Here, Dr. Heidmann never testified that Dr. McClellan’s performance of the prepurchase examination of Poncho, or the subsequent disclosure of the horse’s medical history, “was not consistent with what other [veternarians] in the community would have arrived at under similar circumstances in the exercise of reasonable care.” (Lawless v. Calaway (1944) 24 Cal.2d 81, 87, 147 P.2d 604, italics added.) From what can be ascertained from the record, it appears that Dr. Heidmann simply disagreed with the conclusions that Dr. McClellan drew from the prepurchase examination, and he thought that “the best approach” in disclosing Poncho’s medical history would have been to have a discussion with both Quigley and the trainers. However, this testimony, by itself, does not establish the standard of care. “[T]he fact that *1286 another physician or surgeon might have elected to treat the case differently or use methods other than those employed by [the] defendant does not of itself establish negligence.” (Ibid.; see Williamson, supra, 75 Cal.App.4th at pp. 1425–1426, 89 Cal.Rptr.2d 868.)  

Without explaining how an average veterinarian of ordinary skill would have treated the facts of this case differently than Dr. McClellan, it cannot be said that Dr. Heidmann’s testimony established any relevant recognized standard of care. Since we conclude that there was no evidence establishing the standard of care, then there was no substantial evidence to support the jury’s verdict of negligence. Therefore, the judgment must be reversed.  

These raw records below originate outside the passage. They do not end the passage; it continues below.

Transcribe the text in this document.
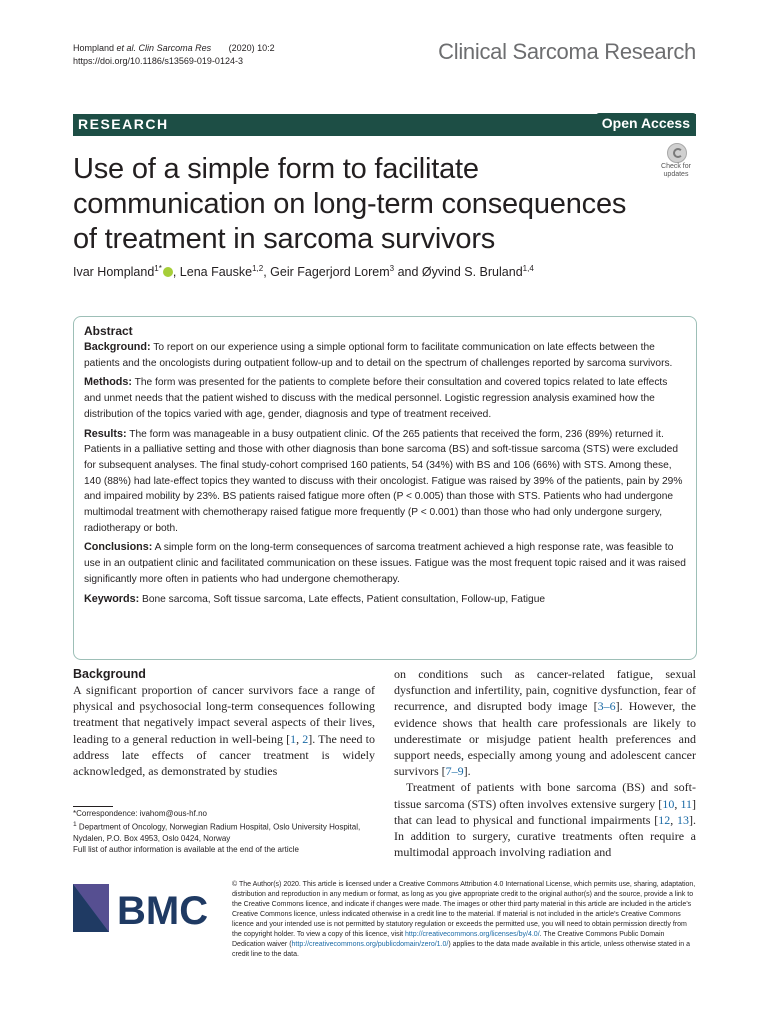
Hompland et al. Clin Sarcoma Res (2020) 10:2
https://doi.org/10.1186/s13569-019-0124-3	Clinical Sarcoma Research
RESEARCH	Open Access
Check for
updates
Use of a simple form to facilitate communication on long-term consequences of treatment in sarcoma survivors
Ivar Hompland$^{1*}$ , Lena Fauske$^{1,2}$, Geir Fagerjord Lorem$^3$ and Øyvind S. Bruland$^{1,4}$
Abstract

Background: To report on our experience using a simple optional form to facilitate communication on late effects between the patients and the oncologists during outpatient follow-up and to detail on the spectrum of challenges reported by sarcoma survivors.

Methods: The form was presented for the patients to complete before their consultation and covered topics related to late effects and unmet needs that the patient wished to discuss with the medical personnel. Logistic regression analysis examined how the distribution of the topics varied with age, gender, diagnosis and type of treatment received.

Results: The form was manageable in a busy outpatient clinic. Of the 265 patients that received the form, 236 (89%) returned it. Patients in a palliative setting and those with other diagnosis than bone sarcoma (BS) and soft-tissue sarcoma (STS) were excluded for subsequent analyses. The final study-cohort comprised 160 patients, 54 (34%) with BS and 106 (66%) with STS. Among these, 140 (88%) had late-effect topics they wanted to discuss with their oncologist. Fatigue was raised by 39% of the patients, pain by 29% and impaired mobility by 23%. BS patients raised fatigue more often (P < 0.005) than those with STS. Patients who had undergone multimodal treatment with chemotherapy raised fatigue more frequently (P < 0.001) than those who had only undergone surgery, radiotherapy or both.

Conclusions: A simple form on the long-term consequences of sarcoma treatment achieved a high response rate, was feasible to use in an outpatient clinic and facilitated communication on these issues. Fatigue was the most frequent topic raised and it was raised significantly more often in patients who had undergone chemotherapy.

Keywords: Bone sarcoma, Soft tissue sarcoma, Late effects, Patient consultation, Follow-up, Fatigue

Background
A significant proportion of cancer survivors face a range of physical and psychosocial long-term consequences following treatment that negatively impact several aspects of their lives, leading to a general reduction in well-being [1, 2]. The need to address late effects of cancer treatment is widely acknowledged, as demonstrated by studies
on conditions such as cancer-related fatigue, sexual dysfunction and infertility, pain, cognitive dysfunction, fear of recurrence, and disrupted body image [3–6]. However, the evidence shows that health care professionals are likely to underestimate or misjudge patient health preferences and support needs, especially among young and adolescent cancer survivors [7–9].
Treatment of patients with bone sarcoma (BS) and soft-tissue sarcoma (STS) often involves extensive surgery [10, 11] that can lead to physical and functional impairments [12, 13]. In addition to surgery, curative treatments often require a multimodal approach involving radiation and
*Correspondence: ivahom@ous-hf.no
$^1$ Department of Oncology, Norwegian Radium Hospital, Oslo University Hospital, Nydalen, P.O. Box 4953, Oslo 0424, Norway
Full list of author information is available at the end of the article
BMC
© The Author(s) 2020. This article is licensed under a Creative Commons Attribution 4.0 International License, which permits use, sharing, adaptation, distribution and reproduction in any medium or format, as long as you give appropriate credit to the original author(s) and the source, provide a link to the Creative Commons licence, and indicate if changes were made. The images or other third party material in this article are included in the article's Creative Commons licence, unless indicated otherwise in a credit line to the material. If material is not included in the article's Creative Commons licence and your intended use is not permitted by statutory regulation or exceeds the permitted use, you will need to obtain permission directly from the copyright holder. To view a copy of this licence, visit http://creativecommons.org/licenses/by/4.0/. The Creative Commons Public Domain Dedication waiver (http://creativecommons.org/publicdomain/zero/1.0/) applies to the data made available in this article, unless otherwise stated in a credit line to the data.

The judgment is reversed. Dr. McClellan and San Dieguito Equine Group are awarded costs on appeal.  




All Citations

214 Cal.App.4th 1276, 154 Cal.Rptr.3d 719, 13 Cal. Daily Op. Serv. 3497, 2013 Daily Journal D.A.R. 4151


1 We view the evidence in the light most favorable to the judgment and accept as true all evidence tending to support the judgment. (Kuhn v. Department of General Services (1994) 22 Cal.App.4th 1627, 1632–1633, 29 Cal.Rptr.2d 191.) Since the judgment in this case resulted in favor of Quigley only in regards to the horse Poncho, we will constrain our recitation of the facts only to the evidence pertaining to that horse.

2 Lameness is a term used to refer to a number of conditions where the horse fails to travel in a regular and sound manner on all four feet.

3 Quigley’s complaint alleged causes of action for veterinarian malpractice, intentional and negligent misrepresentation, fraud, and breach of fiduciary duty. However, based on the special verdict form provided to the jury it seems the case only proceeded to trial on the claim of veterinarian malpractice.